The Swedish Silkheart label commissioned composer and trombonist Steve Swell to write Hommage à Luciano Berio, the third in a series of odes to composers who had a significant influence on 20th-century sound. The preceding Music for Six Musicians: Hommage à Olivier Messiaen was well received here, but this writer hasn’t yet heard the first volume of the trilogy, Hommage à Bartok. I anticipate having to correct my ignorance relatively soon given the undeniable merits of the material contained on the other two CDs.
“It’s just not in me to sit still, wearing blinders, keeping me looking in one direction when there exists so many available options in expressing oneself as Berio did himself during his lifetime,” Swell writes in the introduction to his approach to the piece. It would take too much time to go into detail as to why Berio stands among the select few principals from his own country that your reviewer really likes and admires. But this mixed cycle of compositions and improvisations does a commendable job of capturing the spirit of cunning invention and reverence for earlier traditions typical of a master who could boast students of the caliber of Steve Reich and Louis Andriessen. Oh, and Phil Lesh from the Grateful Dead.
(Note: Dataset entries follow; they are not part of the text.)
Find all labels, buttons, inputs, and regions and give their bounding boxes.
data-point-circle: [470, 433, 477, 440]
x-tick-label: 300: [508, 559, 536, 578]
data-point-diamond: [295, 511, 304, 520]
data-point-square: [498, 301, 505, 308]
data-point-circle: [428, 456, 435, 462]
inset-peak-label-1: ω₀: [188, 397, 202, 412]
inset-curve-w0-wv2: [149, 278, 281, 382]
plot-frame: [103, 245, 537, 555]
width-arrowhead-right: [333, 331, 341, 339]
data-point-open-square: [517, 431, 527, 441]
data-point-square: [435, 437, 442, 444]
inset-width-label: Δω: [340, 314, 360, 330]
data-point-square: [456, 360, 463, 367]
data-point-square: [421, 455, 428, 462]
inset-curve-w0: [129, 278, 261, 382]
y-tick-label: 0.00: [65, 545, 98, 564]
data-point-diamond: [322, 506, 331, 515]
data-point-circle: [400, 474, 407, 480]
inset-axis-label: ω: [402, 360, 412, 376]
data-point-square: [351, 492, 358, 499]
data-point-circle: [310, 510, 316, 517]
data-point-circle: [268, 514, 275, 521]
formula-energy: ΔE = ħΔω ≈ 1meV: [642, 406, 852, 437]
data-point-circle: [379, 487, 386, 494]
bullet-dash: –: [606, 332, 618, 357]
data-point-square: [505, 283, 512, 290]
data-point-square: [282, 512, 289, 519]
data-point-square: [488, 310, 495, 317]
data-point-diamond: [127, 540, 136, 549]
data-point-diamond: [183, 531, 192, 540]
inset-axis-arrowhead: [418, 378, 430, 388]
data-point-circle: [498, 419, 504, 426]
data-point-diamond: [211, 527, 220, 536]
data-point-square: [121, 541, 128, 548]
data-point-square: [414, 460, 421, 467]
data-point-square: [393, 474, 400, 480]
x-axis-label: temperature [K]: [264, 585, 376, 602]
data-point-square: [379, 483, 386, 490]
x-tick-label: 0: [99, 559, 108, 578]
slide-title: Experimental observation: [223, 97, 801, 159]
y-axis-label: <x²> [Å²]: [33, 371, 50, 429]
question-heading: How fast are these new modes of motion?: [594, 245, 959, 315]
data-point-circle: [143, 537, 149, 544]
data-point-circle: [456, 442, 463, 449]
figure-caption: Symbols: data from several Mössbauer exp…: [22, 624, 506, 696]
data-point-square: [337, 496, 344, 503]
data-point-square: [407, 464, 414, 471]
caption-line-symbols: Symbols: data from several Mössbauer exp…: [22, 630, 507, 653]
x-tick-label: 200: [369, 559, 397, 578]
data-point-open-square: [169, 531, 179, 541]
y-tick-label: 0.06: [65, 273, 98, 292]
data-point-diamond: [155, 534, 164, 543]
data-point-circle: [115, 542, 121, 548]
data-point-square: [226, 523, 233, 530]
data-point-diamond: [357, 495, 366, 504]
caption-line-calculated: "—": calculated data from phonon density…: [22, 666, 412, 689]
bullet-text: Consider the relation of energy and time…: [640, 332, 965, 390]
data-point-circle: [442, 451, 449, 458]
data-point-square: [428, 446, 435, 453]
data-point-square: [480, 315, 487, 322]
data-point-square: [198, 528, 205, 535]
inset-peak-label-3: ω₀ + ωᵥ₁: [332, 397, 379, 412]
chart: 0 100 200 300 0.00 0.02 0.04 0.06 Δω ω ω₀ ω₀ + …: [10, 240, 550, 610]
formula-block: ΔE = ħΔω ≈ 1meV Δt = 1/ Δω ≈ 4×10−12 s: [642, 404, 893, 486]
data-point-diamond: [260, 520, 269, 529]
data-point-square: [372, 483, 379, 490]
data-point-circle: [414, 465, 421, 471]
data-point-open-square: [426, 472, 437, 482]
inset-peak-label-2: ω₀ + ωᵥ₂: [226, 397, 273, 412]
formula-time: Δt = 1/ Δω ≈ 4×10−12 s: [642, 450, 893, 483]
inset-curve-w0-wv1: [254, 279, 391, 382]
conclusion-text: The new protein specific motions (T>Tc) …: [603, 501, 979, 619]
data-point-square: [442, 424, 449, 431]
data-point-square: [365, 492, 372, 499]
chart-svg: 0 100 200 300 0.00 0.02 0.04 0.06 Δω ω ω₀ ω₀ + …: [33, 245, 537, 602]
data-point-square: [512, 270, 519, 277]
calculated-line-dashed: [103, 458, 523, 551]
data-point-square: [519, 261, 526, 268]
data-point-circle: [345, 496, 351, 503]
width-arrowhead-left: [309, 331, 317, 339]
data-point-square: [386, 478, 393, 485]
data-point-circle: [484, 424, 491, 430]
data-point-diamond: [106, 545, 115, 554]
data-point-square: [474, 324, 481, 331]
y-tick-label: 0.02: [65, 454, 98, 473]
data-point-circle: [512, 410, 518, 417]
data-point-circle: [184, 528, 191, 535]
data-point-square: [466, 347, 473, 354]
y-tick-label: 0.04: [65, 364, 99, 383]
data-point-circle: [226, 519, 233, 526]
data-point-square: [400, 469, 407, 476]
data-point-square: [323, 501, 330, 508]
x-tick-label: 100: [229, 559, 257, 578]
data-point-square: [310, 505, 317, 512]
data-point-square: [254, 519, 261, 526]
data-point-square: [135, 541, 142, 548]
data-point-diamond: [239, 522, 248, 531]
Together with Ellen Christi (vocals, effects), Marty Ehrlich (flute, alto sax, bass clarinet), Sam Newsome (soprano sax), Jim Pugliese (marimba) and Gerald Cleaver (drums, percussion), Systems For Total Immersion features the nominal leader on trombone and pocket trumpet. The arrangements allow the musicians’ unique talents to shine in the context of a sonority that is both uniform and translucent, as they demonstrate their skill throughout. “Lose And Find,” a track where metrics, counterpoints, and timbral elements seem to turn every performance obstacle into a wink to informed listeners, is a noteworthy example of this. The latter are encouraged to participate in the piece’s frequently dissonant flow without losing a single bit of intuitive awareness, which is a quality that should always exist when one actively observes instrumentalists at work, and is shared in the performer/audience axis. Christi interprets the lyrics using a combination of declamatory modern jazz-cum-avant theater. Based on key quotations from Berio’s renowned wisdom coupled with snippets of Swell’s experimental poetry, their content has a remarkable incisiveness. A distinct sense of humor does, however, breathe beneath the music’s surface; it is closely related to a collective intelligence that maintains balance between it and the interaction’s more dramatic constituents.
In order to avoid lying to my kind readers, I’ll say that listening to the program in its entirety calls for mental acuity at its highest levels. While reading the written documentation in the interim, I occasionally took advantage of the chance for additional in-depth analysis by taking breaks between tracks to better digest what my ears had finished storing moments earlier. In fact, weighing the momentum of each individual segment can also be used to determine the record’s total worth. Nonetheless, the outcome — namely, excellence — remains the same whether one listens to it from A to Z, in little bits, or in shuffle mode.